What would you do for $12,800? How hard would you work for it? What would it mean if you had it taken away from you?

These are all questions that Deloris Wells had to answer during the last four years because her supervisor was not completing the annual evaluation form. And without a completed form she didn’t get a wage increase, year after year.

But, as this 12-year employee of Miami-Dade County said, “I knew this wasn’t right because my job involves dealing with payroll benefits so I knew there had to be something I could do.”

She just kept getting stalled, delayed and no closer to resolution. Meanwhile, life kept getting more expensive while her paycheck stayed the same. So she decided to rejoin her union, Local 199, which she had taken a break from in an attempt to make ends meet.

“As they say, penny wise and pound foolish because it was my union that could fix this with me so I said, let me make this small sacrifice so I get what I’ve worked so hard for.”

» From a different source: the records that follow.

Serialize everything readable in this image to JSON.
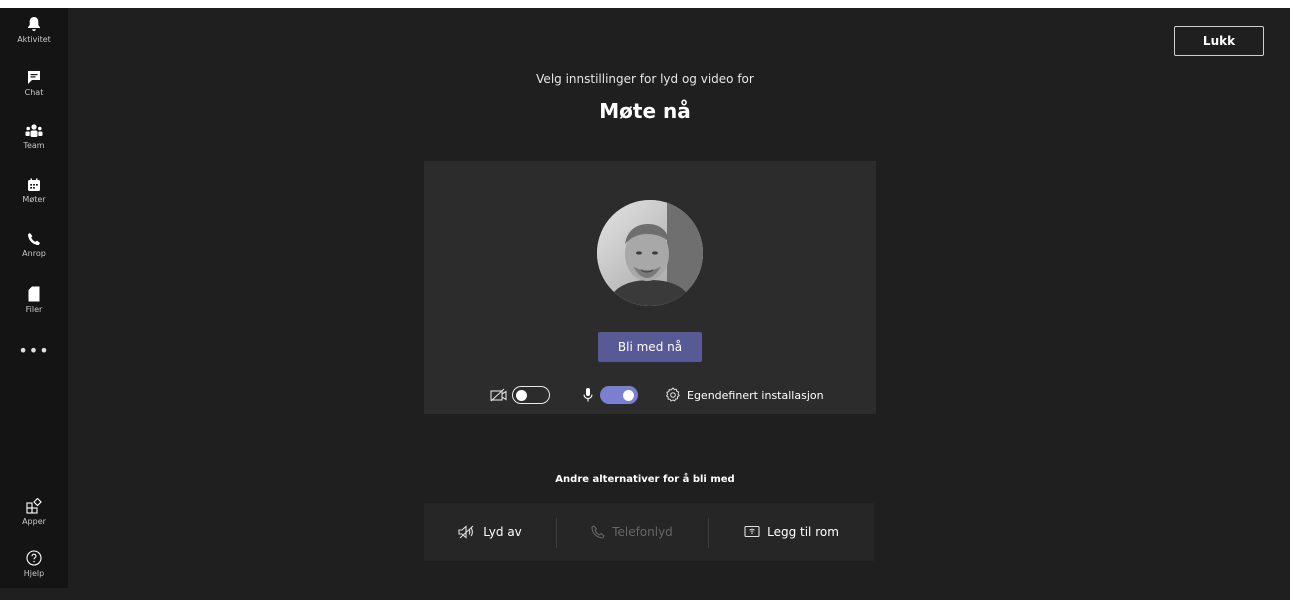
{
  "rail": {
    "items": [
      {
        "label": "Aktivitet",
        "icon": "bell-icon"
      },
      {
        "label": "Chat",
        "icon": "chat-icon"
      },
      {
        "label": "Team",
        "icon": "team-icon"
      },
      {
        "label": "Møter",
        "icon": "calendar-icon"
      },
      {
        "label": "Anrop",
        "icon": "phone-icon"
      },
      {
        "label": "Filer",
        "icon": "file-icon"
      }
    ],
    "more": "•••",
    "bottom": [
      {
        "label": "Apper",
        "icon": "apps-icon"
      },
      {
        "label": "Hjelp",
        "icon": "help-icon"
      }
    ]
  },
  "header": {
    "close_label": "Lukk",
    "subtitle": "Velg innstillinger for lyd og video for",
    "meeting_title": "Møte nå"
  },
  "prejoin": {
    "join_label": "Bli med nå",
    "camera_on": false,
    "mic_on": true,
    "custom_setup_label": "Egendefinert installasjon"
  },
  "alternatives": {
    "title": "Andre alternativer for å bli med",
    "options": [
      {
        "label": "Lyd av",
        "icon": "speaker-off-icon",
        "enabled": true
      },
      {
        "label": "Telefonlyd",
        "icon": "phone-icon",
        "enabled": false
      },
      {
        "label": "Legg til rom",
        "icon": "cast-icon",
        "enabled": true
      }
    ]
  },
  "colors": {
    "background": "#1f1f1f",
    "rail": "#141414",
    "panel": "#2d2c2c",
    "accent": "#585a96",
    "toggle_on": "#7b7fd0"
  }
}
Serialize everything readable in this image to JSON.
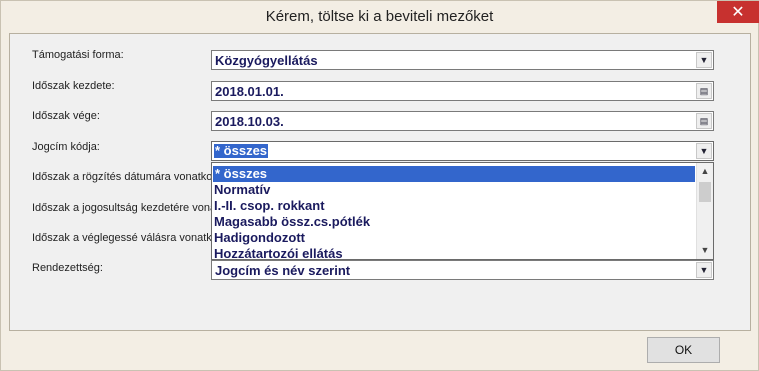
{
  "window": {
    "title": "Kérem, töltse ki a beviteli mezőket",
    "close": "✕"
  },
  "labels": {
    "tamogatasi_forma": "Támogatási forma:",
    "idoszak_kezdete": "Időszak kezdete:",
    "idoszak_vege": "Időszak vége:",
    "jogcim_kodja": "Jogcím kódja:",
    "rogzites": "Időszak a rögzítés dátumára vonatkoz",
    "jogosultsag": "Időszak a jogosultság kezdetére vona",
    "veglegesse": "Időszak a véglegessé válásra vonatko",
    "rendezettseg": "Rendezettség:"
  },
  "fields": {
    "tamogatasi_forma": "Közgyógyellátás",
    "idoszak_kezdete": "2018.01.01.",
    "idoszak_vege": "2018.10.03.",
    "jogcim_kodja": "* összes",
    "rendezettseg": "Jogcím és név szerint"
  },
  "dropdown": {
    "items": [
      "* összes",
      "Normatív",
      "I.-II. csop. rokkant",
      "Magasabb össz.cs.pótlék",
      "Hadigondozott",
      "Hozzátartozói ellátás"
    ]
  },
  "buttons": {
    "ok": "OK"
  },
  "icons": {
    "dropdown": "chevron-down-icon",
    "calendar": "calendar-icon",
    "close": "close-icon"
  }
}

Using the strong language in her contract, which makes clear that if an employee didn’t receive an annual review within the specified time it was automatically entered as a satisfactory and they would get the step merit increase, her staff representative took her case directly to the labor-management committee and got it resolved.

“Once I brought in my union they knew I meant business and my supervisor couldn’t keep messing around with my paycheck.”

Now, Wells is taking the back pay she was awarded and using it to pay off the debt she had to take on over the previous four years.

And she has become a leader in her workplace and in her local. Her coworkers now come to her for advice, she is signing up as many new members as she can and she even attended a recent AFSCME Strong training.

“Nobody should have to go through what I did so I am working to make sure we can be stronger every day. Anybody thinking they can mess with our livelihoods quickly learns it is not going to go down like that.”